Keep reminding your father to take care of himself. Allow him to find his two wheeled treasures.

Dan

Steve Williams said...

Wow. A lot of ideas to respond to.

irondad,

Thinking is not very entertaining to most people. Pursuit of material wealth and success as goals require directed thinking but the sort you are talking about is viewed as non-productive or frivolous, a selfish indulgence. And then there is the terror that can arise when you think too long---you might start to see a lot of empty places in your life that are uncomfortable... And last, a lot of people want to just escape from everything. Spending, drinking, drugs, gambling, TV, sex, whatever.

Without a doubt life can be terribly chaotic. For me, most of the chaos is brought on by the choices I make. I just do things without thinking.

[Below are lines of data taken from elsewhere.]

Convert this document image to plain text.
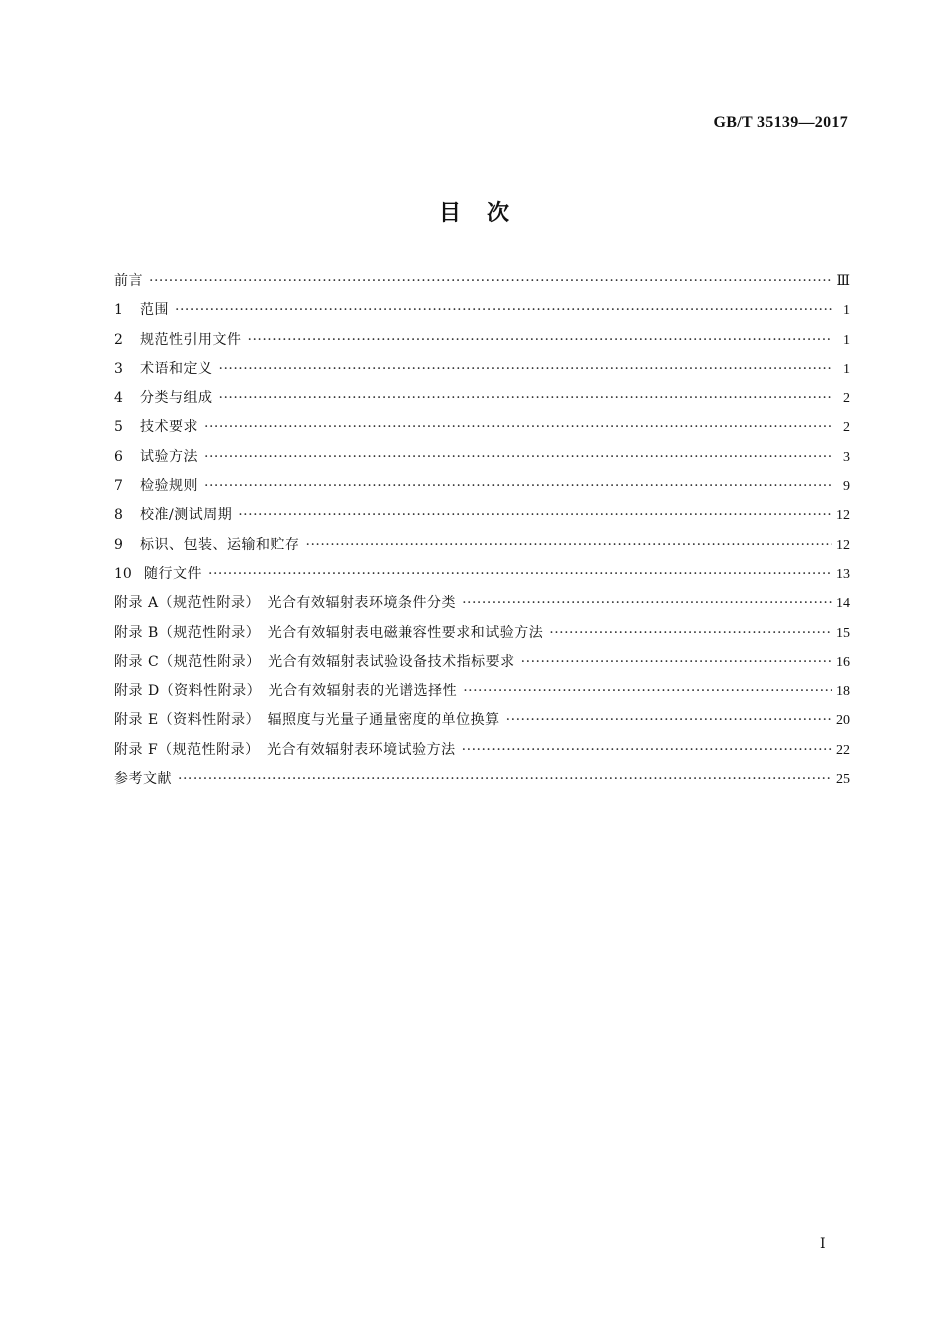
GB/T 35139—2017
目　次
前言 ·····	Ⅲ
1	范围 ·····	1
2	规范性引用文件 ·····	1
3	术语和定义 ·····	1
4	分类与组成 ·····	2
5	技术要求 ·····	2
6	试验方法 ·····	3
7	检验规则 ·····	9
8	校准/测试周期 ·····	12
9	标识、包装、运输和贮存 ·····	12
10 随行文件 ·····	13
附录 A（规范性附录）　光合有效辐射表环境条件分类 ·····	14
附录 B（规范性附录）　光合有效辐射表电磁兼容性要求和试验方法 ·····	15
附录 C（规范性附录）　光合有效辐射表试验设备技术指标要求 ·····	16
附录 D（资料性附录）　光合有效辐射表的光谱选择性 ·····	18
附录 E（资料性附录）　辐照度与光量子通量密度的单位换算 ·····	20
附录 F（规范性附录）　光合有效辐射表环境试验方法 ·····	22
参考文献 ·····	25
Ⅰ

Hannah is always after me about something. That's good though. Hopefully she'll see the wonders someday of two-wheeled riding (motorized).

Hannah,

Cell phones are pretty bad. I still carry one but I keep it turned off most of the time. People who use them regularly get kind of peeved that they can't just call me. I'm beginning to see the cell phone like I did the BlackBerry I had for work. Just a miserable piece of technology if not kept in check. So I will carry it for emergencies and keep my conversations face to face.

Gary Charpentier said...

Steve, your statements about how people are trained and conditioned for directed thinking are right on the mark. When I talk to people, it's like I have to draw them out from behind the wall in order to really make any kind of connection.

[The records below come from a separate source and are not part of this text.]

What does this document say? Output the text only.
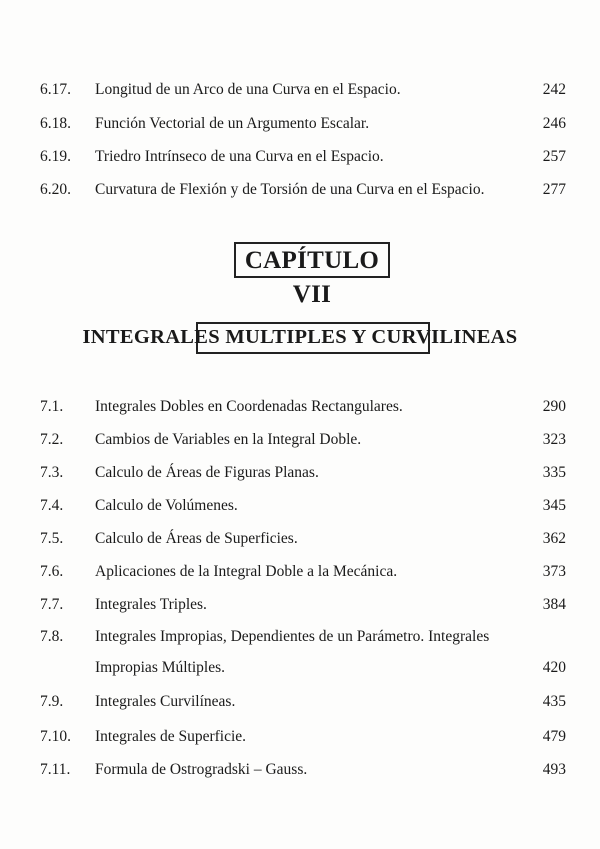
6.17. Longitud de un Arco de una Curva en el Espacio.	242
6.18. Función Vectorial de un Argumento Escalar.	246
6.19. Triedro Intrínseco de una Curva en el Espacio.	257
6.20. Curvatura de Flexión y de Torsión de una Curva en el Espacio.	277
CAPÍTULO VII
INTEGRALES MULTIPLES Y CURVILINEAS
7.1. Integrales Dobles en Coordenadas Rectangulares.	290
7.2. Cambios de Variables en la Integral Doble.	323
7.3. Calculo de Áreas de Figuras Planas.	335
7.4. Calculo de Volúmenes.	345
7.5. Calculo de Áreas de Superficies.	362
7.6. Aplicaciones de la Integral Doble a la Mecánica.	373
7.7. Integrales Triples.	384
7.8. Integrales Impropias, Dependientes de un Parámetro. Integrales
Impropias Múltiples.	420
7.9. Integrales Curvilíneas.	435
7.10. Integrales de Superficie.	479
7.11. Formula de Ostrogradski – Gauss.	493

The isolation of modern life is killing our traditional society, and replacing it with little cells in which we receive the approved propaganda and our instructions for the days ahead. As a reaction, some of us gather into small, exclusive tribes. This further polarizes us as a country.

I don't know if there is any kind of intentional agenda behind this, or if we just can't handle our technology.

But of course, this is a scooter blog, right? Sorry to have blathered on so.

Ride well,
=gc=

I will now attempt to post this thing... it didn't work the last time.

Steve Williams said...

Gary,

I think we just can't handle the stress that technology helps create. Adding cell phones and computers to years of television just is mind numbing.

I'm not sure what we can do about it.